If Trump had accepted Paul Ryan’s advice, would the Republicans have done better? We’ll never know.
And in Australia? Scott Morrison now confronts the same puzzle that Turnbull confronted. The economy is humming along but the government is behind in the polls. Even further behind than it was under Turnbull.
What should he do? Do as Trump did and hit the xenophobia button? Some among his party’s right-wing realm will urge him to.
But Australia is a very different place. Voting in America is optional.
A US political campaign has two tasks – first it has to win over a voter to political candidate, and then it has to motivate her to actually take the trouble to go to a polling booth on election day. Always a Tuesday, incidentally, to make it even more inconvenient.
That means campaigns need to reach deep into the viscera of the voter. To grab their deep fears or passions, their most powerful hopes and their hatreds.
An Australian campaign has but one task. To win over a voter. Because she’s going to vote in any case. It’s compulsory to turn out to vote. There’s no need for extremes.
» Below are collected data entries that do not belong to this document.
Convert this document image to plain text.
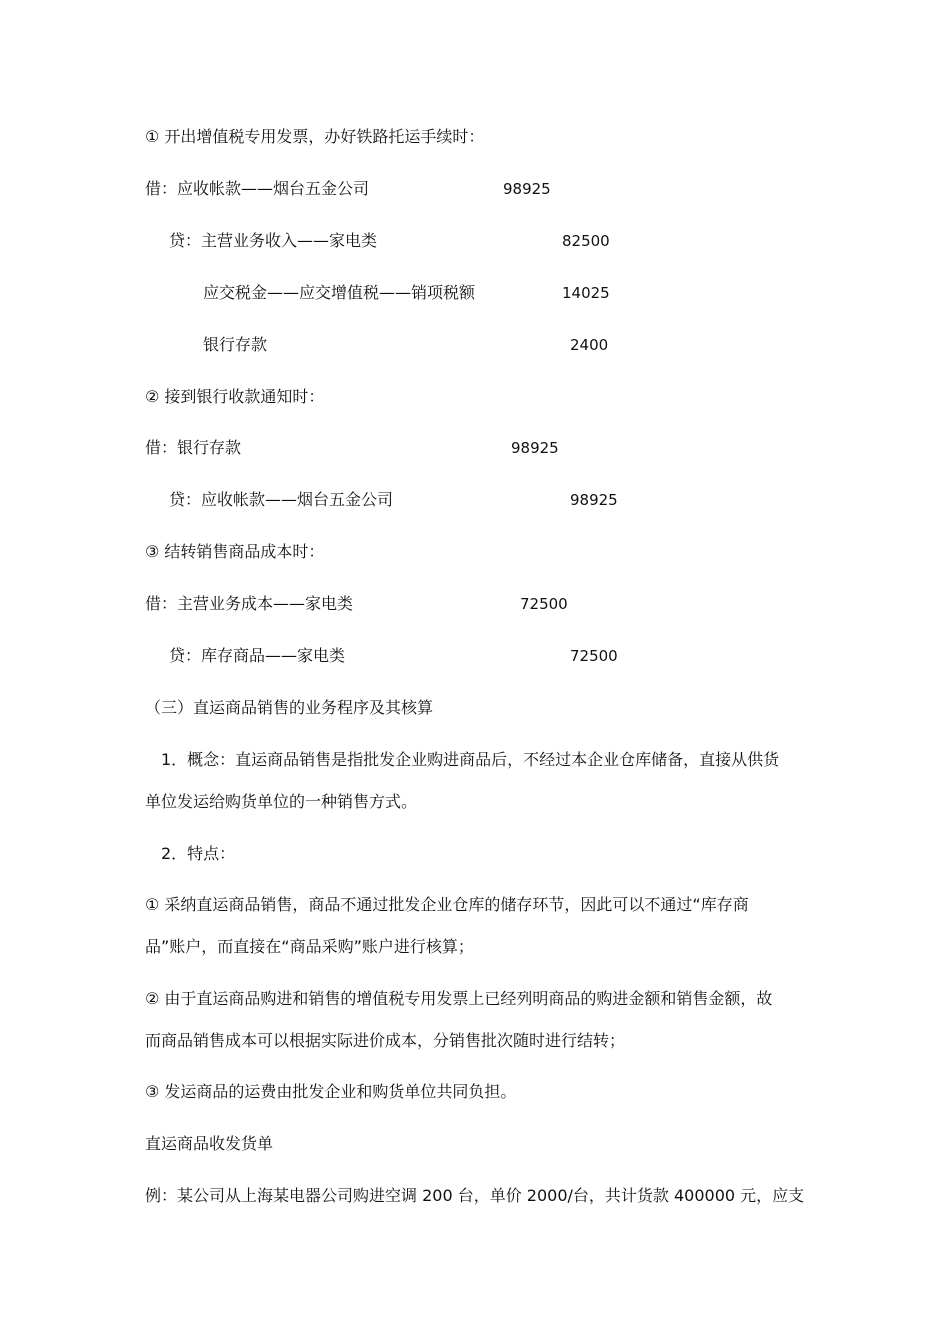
① 开出增值税专用发票，办好铁路托运手续时：
借：应收帐款——烟台五金公司	98925
贷：主营业务收入——家电类	82500
应交税金——应交增值税——销项税额	14025
银行存款	2400
② 接到银行收款通知时：
借：银行存款	98925
贷：应收帐款——烟台五金公司	98925
③ 结转销售商品成本时：
借：主营业务成本——家电类	72500
贷：库存商品——家电类	72500
（三）直运商品销售的业务程序及其核算
1．概念：直运商品销售是指批发企业购进商品后，不经过本企业仓库储备，直接从供货
单位发运给购货单位的一种销售方式。
2．特点：
① 采纳直运商品销售，商品不通过批发企业仓库的储存环节，因此可以不通过“库存商
品”账户，而直接在“商品采购”账户进行核算；
② 由于直运商品购进和销售的增值税专用发票上已经列明商品的购进金额和销售金额，故
而商品销售成本可以根据实际进价成本，分销售批次随时进行结转；
③ 发运商品的运费由批发企业和购货单位共同负担。
直运商品收发货单
例：某公司从上海某电器公司购进空调 200 台，单价 2000/台，共计货款 400000 元，应支
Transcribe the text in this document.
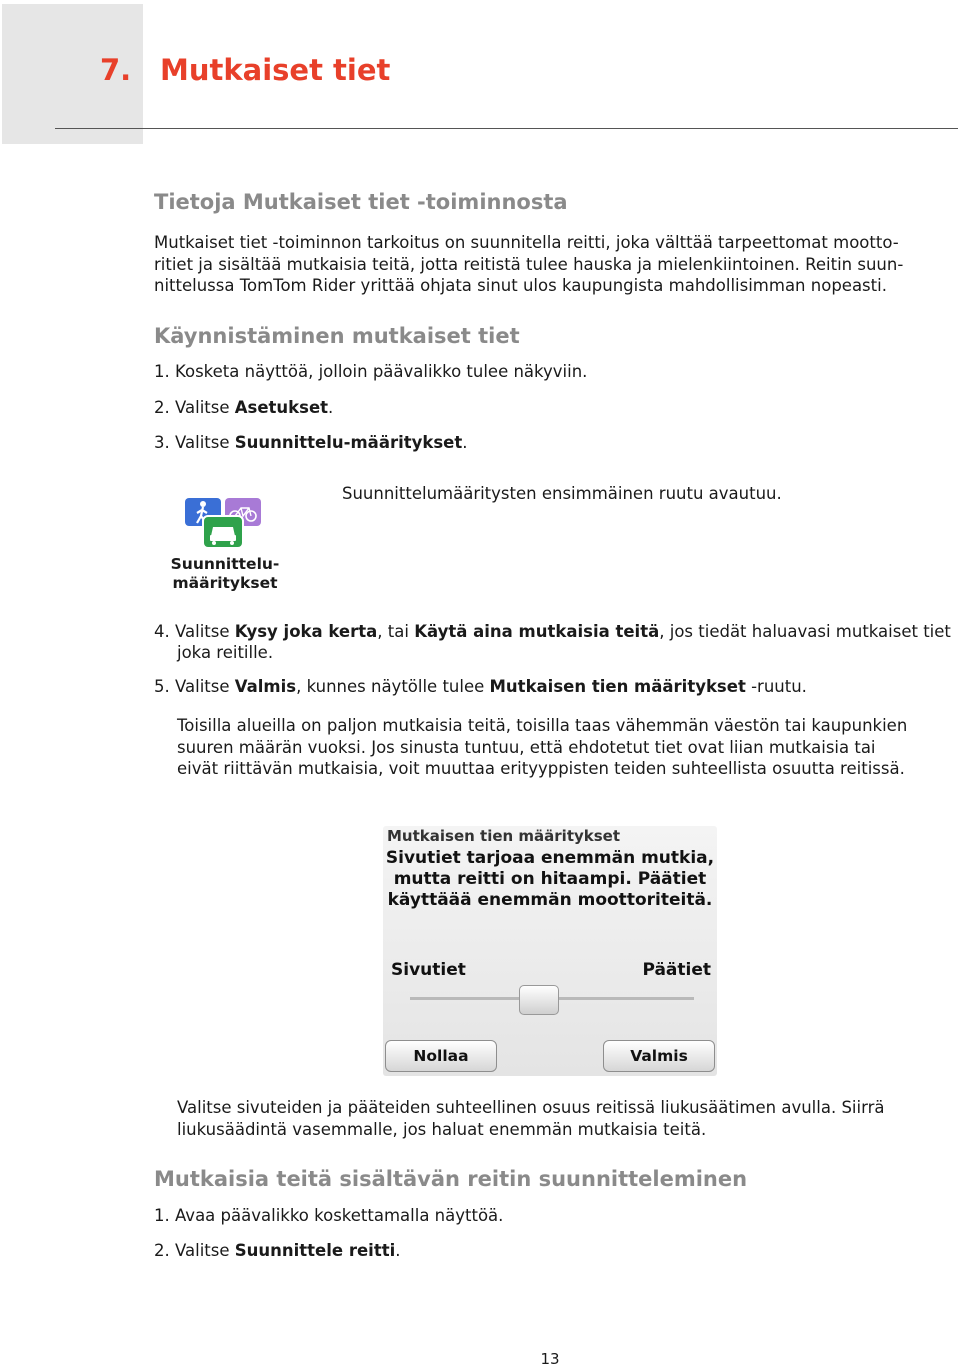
7. Mutkaiset tiet
Tietoja Mutkaiset tiet -toiminnosta
Mutkaiset tiet -toiminnon tarkoitus on suunnitella reitti, joka välttää tarpeettomat mootto-
ritiet ja sisältää mutkaisia teitä, jotta reitistä tulee hauska ja mielenkiintoinen. Reitin suun-
nittelussa TomTom Rider yrittää ohjata sinut ulos kaupungista mahdollisimman nopeasti.
Käynnistäminen mutkaiset tiet
1. Kosketa näyttöä, jolloin päävalikko tulee näkyviin.
2. Valitse Asetukset.
3. Valitse Suunnittelu-määritykset.
Suunnittelu-
määritykset
Suunnittelumääritysten ensimmäinen ruutu avautuu.
4. Valitse Kysy joka kerta, tai Käytä aina mutkaisia teitä, jos tiedät haluavasi mutkaiset tiet
joka reitille.
5. Valitse Valmis, kunnes näytölle tulee Mutkaisen tien määritykset -ruutu.
Toisilla alueilla on paljon mutkaisia teitä, toisilla taas vähemmän väestön tai kaupunkien
suuren määrän vuoksi. Jos sinusta tuntuu, että ehdotetut tiet ovat liian mutkaisia tai
eivät riittävän mutkaisia, voit muuttaa erityyppisten teiden suhteellista osuutta reitissä.
Mutkaisen tien määritykset
Sivutiet tarjoaa enemmän mutkia,
mutta reitti on hitaampi. Päätiet
käyttäää enemmän moottoriteitä.
Sivutiet	Päätiet
Nollaa	Valmis
Valitse sivuteiden ja pääteiden suhteellinen osuus reitissä liukusäätimen avulla. Siirrä
liukusäädintä vasemmalle, jos haluat enemmän mutkaisia teitä.
Mutkaisia teitä sisältävän reitin suunnitteleminen
1. Avaa päävalikko koskettamalla näyttöä.
2. Valitse Suunnittele reitti.
13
Indeed, as the American midterm experience shows, extremes aren’t necessarily guaranteed to succeed even in that country because they can offend as easily as they can inflame. In Australia, an extreme American-style campaign is not only unnecessary. It would most likely backfire badly.
So what can an Australian conservative prime minister do? Is there a way to harness economic success to pull a political wagon? The longtime Liberal polling guru Mark Textor says that for economic prosperity “to have meaning, you have to contemplate its loss. They say in the movie industry you need to have tension. If it’s all love, there’s no tension. If there’s no tension, there’s no drama, if there’s no drama, there’s no memorability.”
The standard shtick is for the Liberals to pretend that a Labor government will ruin the economy. Turnbull ran this one on Q&A: “My concern was to keep Labor out of government and to keep a strong Liberal government in power that was able to deliver on the economic growth, the jobs, the opportunities that I’d promised.”
Yawn. No one believes this tired routine, former prime minister. Labor held power for six years under Rudd and Gillard. The economy continued to thrive. So it has to be something else.
Textor’s advice: “You have to focus on an issue that has meaning. If you want to wedge both Labor and One Nation, you have to have a retail economic issue. The best way to do that is on tax because the Coalition has a good record on tax and tax reform.”
He means personal income tax cuts. He doesn’t mean the $10 a week that Morrison offered in his last budget. He means something bigger, aimed at the middle income bracket inhabited by swinging voters. “Taxation cannot be an ideological issue – it has to be an issue of personal relevance and direct impact.”
And if Labor immediately neutralises it, by matching it, as their would surely do? “Then you have a real tax argument,” Textor tells me. “It’s what Liberals should be about.”
Of course, to offer a reasonably big tax cut would be costly to the budget, and that would immediately jeopardise Morrison’s promise to return the budget to surplus. How to square that circle?
Morrison could consider a broader plan of tax reform that would allow him to improve the whole system – abolish some tax concessions for special interests so he could offer tax cuts for the people, for instance. That was something Turnbull was too frightened to try. That could be exciting.
Peter Hartcher is the political editor and international editor of The Sydney Morning Herald. He is a Gold Walkley award winner, a former foreign correspondent in Tokyo and Washington, and a visiting fellow at the Lowy Institute for International Policy.